Posternak considère le rythme insuffisant des réformes politiques intérieures comme la principale erreur de Koutchma. Contrairement à la Pologne, à la République tchèque, à la Slovaquie, à la Hongrie, à la Bulgarie et à la Roumanie, devenues membres de l’Union européenne au début des années 2000, l’Ukraine n’a pas intensifié ses processus d’intégration européenne.
Si les changements internes se produisaient plus rapidement, la probabilité d’adhérer à l’UE et de tenter d’adhérer à l’OTAN serait plus élevée. Cela pourrait amener Poutine à réfléchir à deux fois avant de lancer une guerre à grande échelle. Dans le même temps, l'expert admet que même l'adhésion à l'OTAN n'arrêterait guère Poutine dans son attitude agressive envers l'Ukraine.
"Il pourrait prendre le risque d'aller à l'encontre d'un pays de l'Alliance, préparant ainsi un conflit continental plus grave", a conclu l'expert. Ainsi, la politique étrangère de Koutchma a jeté les bases de la souveraineté, mais l’absence de transformations internes a rendu l’Ukraine vulnérable aux menaces extérieures.
Aujourd’hui, en analysant cette période, la société doit se rendre compte que sans réformes rapides, aucune garantie extérieure ne pourra assurer une sécurité complète. Seule une combinaison d'activités externes et de modernisation interne pourrait changer la trajectoire de développement du pays. Koutchma, malgré toutes ses réalisations, n'a pas pu assurer cet équilibre. Et c’est devenu une leçon pour les générations suivantes de dirigeants.
Le politologue Rouslan Klyuchnyk rappelle qu'après l'abandon volontaire du troisième arsenal nucléaire mondial, le thème du retour à la bombe atomique refait surface dans les discussions, sur fond d'agression russe et de non-respect des garanties du Mémorandum de Budapest. L’Ukraine a hérité non seulement d’ogives soviétiques, mais aussi d’une puissante école de physique nucléaire, d’ingénierie des fusées et de science des matériaux.
L'Institut de physique et de technologie de Kharkiv, les entreprises de Kiev et de Dnipro disposent encore de spécialistes capables de rétablir le cycle fermé de production — depuis l'enrichissement de l'uranium jusqu'aux transporteurs.

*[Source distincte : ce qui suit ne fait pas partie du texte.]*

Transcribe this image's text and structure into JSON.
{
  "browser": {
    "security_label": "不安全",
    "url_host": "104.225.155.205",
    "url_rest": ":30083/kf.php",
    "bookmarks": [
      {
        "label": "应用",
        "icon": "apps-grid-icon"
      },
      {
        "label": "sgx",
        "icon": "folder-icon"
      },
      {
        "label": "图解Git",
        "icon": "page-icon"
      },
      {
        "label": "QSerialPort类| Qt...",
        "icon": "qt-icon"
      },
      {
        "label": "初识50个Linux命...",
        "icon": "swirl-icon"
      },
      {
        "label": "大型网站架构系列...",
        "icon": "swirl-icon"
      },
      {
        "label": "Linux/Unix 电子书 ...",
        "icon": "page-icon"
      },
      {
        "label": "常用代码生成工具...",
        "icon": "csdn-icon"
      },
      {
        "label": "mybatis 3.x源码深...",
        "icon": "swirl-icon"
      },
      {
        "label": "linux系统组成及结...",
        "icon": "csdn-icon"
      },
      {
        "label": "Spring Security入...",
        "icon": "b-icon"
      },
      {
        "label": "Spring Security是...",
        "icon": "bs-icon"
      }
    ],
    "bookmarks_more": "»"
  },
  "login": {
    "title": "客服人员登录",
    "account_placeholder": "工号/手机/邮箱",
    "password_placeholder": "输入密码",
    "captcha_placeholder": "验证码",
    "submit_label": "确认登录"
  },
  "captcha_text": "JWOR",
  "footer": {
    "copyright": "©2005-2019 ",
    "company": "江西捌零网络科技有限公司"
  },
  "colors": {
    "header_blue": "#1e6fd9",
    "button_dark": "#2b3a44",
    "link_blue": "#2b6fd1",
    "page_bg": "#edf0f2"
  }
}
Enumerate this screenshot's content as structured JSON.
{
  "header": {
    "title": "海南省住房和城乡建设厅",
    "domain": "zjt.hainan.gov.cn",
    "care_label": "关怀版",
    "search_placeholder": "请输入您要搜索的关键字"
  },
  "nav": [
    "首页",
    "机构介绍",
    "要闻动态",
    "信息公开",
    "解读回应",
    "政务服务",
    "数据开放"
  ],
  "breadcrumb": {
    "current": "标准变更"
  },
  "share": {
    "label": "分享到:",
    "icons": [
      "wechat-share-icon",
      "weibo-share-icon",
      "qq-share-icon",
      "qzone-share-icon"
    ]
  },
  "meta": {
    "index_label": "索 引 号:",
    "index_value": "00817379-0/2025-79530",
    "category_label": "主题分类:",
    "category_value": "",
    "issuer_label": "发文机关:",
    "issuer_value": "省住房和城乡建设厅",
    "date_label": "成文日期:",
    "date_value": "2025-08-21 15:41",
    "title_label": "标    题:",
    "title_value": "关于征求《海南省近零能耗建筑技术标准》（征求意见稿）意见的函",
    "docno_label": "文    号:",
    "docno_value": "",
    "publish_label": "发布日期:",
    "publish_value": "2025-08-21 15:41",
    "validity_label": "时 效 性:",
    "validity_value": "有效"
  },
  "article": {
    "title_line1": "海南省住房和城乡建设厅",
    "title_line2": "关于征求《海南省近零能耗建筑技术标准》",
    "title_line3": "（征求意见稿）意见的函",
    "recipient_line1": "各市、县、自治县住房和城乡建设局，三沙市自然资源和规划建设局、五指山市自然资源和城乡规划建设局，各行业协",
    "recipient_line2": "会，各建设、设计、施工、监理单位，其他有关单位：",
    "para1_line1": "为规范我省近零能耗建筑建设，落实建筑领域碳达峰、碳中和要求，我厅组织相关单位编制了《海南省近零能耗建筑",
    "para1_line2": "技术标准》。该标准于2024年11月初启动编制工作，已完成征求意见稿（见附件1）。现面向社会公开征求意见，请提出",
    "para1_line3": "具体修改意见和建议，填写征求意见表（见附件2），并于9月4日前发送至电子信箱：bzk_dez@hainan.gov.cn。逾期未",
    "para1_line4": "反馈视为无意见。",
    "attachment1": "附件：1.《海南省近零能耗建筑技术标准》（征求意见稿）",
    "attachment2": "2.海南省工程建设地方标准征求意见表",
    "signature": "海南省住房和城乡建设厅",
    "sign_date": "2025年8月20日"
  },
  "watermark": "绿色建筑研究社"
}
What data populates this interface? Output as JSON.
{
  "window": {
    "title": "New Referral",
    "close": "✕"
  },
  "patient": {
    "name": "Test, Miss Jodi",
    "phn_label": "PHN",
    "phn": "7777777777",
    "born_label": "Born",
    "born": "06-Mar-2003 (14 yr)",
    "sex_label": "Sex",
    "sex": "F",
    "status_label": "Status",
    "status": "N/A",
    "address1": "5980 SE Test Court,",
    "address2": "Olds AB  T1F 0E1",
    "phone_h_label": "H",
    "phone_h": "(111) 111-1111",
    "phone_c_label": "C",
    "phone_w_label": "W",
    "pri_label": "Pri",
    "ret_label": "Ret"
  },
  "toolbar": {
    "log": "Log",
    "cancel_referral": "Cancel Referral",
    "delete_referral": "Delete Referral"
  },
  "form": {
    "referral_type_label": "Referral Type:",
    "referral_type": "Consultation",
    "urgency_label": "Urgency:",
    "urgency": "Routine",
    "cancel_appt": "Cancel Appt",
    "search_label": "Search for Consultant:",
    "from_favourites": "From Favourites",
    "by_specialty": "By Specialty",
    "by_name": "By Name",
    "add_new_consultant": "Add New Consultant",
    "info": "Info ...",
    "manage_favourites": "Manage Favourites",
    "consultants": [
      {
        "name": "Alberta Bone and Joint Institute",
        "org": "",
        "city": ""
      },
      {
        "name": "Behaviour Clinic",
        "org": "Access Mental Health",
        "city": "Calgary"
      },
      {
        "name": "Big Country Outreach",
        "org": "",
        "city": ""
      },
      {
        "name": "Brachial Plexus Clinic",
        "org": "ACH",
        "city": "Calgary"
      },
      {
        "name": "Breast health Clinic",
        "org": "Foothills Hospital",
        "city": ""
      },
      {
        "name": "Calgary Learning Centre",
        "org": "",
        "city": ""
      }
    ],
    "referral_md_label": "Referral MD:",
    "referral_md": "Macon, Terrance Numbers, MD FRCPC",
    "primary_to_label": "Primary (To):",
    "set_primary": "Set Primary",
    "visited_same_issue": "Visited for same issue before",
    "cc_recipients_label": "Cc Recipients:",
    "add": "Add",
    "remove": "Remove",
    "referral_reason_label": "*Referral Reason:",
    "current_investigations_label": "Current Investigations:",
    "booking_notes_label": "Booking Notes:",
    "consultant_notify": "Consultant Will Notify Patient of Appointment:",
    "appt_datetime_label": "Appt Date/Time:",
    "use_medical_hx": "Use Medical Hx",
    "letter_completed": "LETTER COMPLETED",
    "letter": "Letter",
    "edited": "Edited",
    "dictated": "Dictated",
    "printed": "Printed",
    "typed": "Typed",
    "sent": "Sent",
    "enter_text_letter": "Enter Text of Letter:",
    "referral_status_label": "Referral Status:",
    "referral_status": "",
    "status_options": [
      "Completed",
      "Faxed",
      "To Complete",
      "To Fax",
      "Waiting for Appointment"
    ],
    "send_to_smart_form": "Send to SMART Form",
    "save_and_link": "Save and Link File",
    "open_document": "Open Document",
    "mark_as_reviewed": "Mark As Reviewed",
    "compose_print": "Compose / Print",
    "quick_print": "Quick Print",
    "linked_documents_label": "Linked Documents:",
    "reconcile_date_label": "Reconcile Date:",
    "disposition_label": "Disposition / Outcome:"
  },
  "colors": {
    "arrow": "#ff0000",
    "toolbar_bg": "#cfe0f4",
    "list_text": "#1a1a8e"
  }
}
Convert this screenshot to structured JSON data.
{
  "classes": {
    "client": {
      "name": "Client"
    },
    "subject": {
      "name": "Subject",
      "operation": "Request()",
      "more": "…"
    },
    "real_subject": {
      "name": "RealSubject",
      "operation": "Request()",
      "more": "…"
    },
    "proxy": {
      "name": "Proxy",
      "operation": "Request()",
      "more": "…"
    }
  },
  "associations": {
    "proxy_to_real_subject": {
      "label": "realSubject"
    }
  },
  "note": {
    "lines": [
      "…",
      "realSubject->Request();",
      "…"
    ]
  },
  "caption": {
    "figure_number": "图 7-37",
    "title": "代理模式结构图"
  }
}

Le facteur financier n’est pas non plus fatal : pendant les années de guerre totale, l’État a dépensé des centaines de milliards de dollars pour la défense, a lancé une production à grande échelle de drones et d’obus, et en 2024, plus de 50 % du budget de l’État a été consacré au secteur de la sécurité. Selon la logique des partisans du programme nucléaire, les ressources de « l'atome » pourraient être trouvées de la même manière.
Cependant, le principal obstacle n’est pas la technologie ou l’argent, mais la géopolitique. Une tentative de retour au statut nucléaire signifierait un isolement international, des sanctions et le risque d’une frappe préventive de la Fédération de Russie. C’est pourquoi, selon les experts, malgré le potentiel existant, la voie nucléaire de l’Ukraine reste plutôt théorique que réelle. Rappelons qu'il y a 30 ans, Koutchma et Eltsine divisaient la flotte de la mer Noire.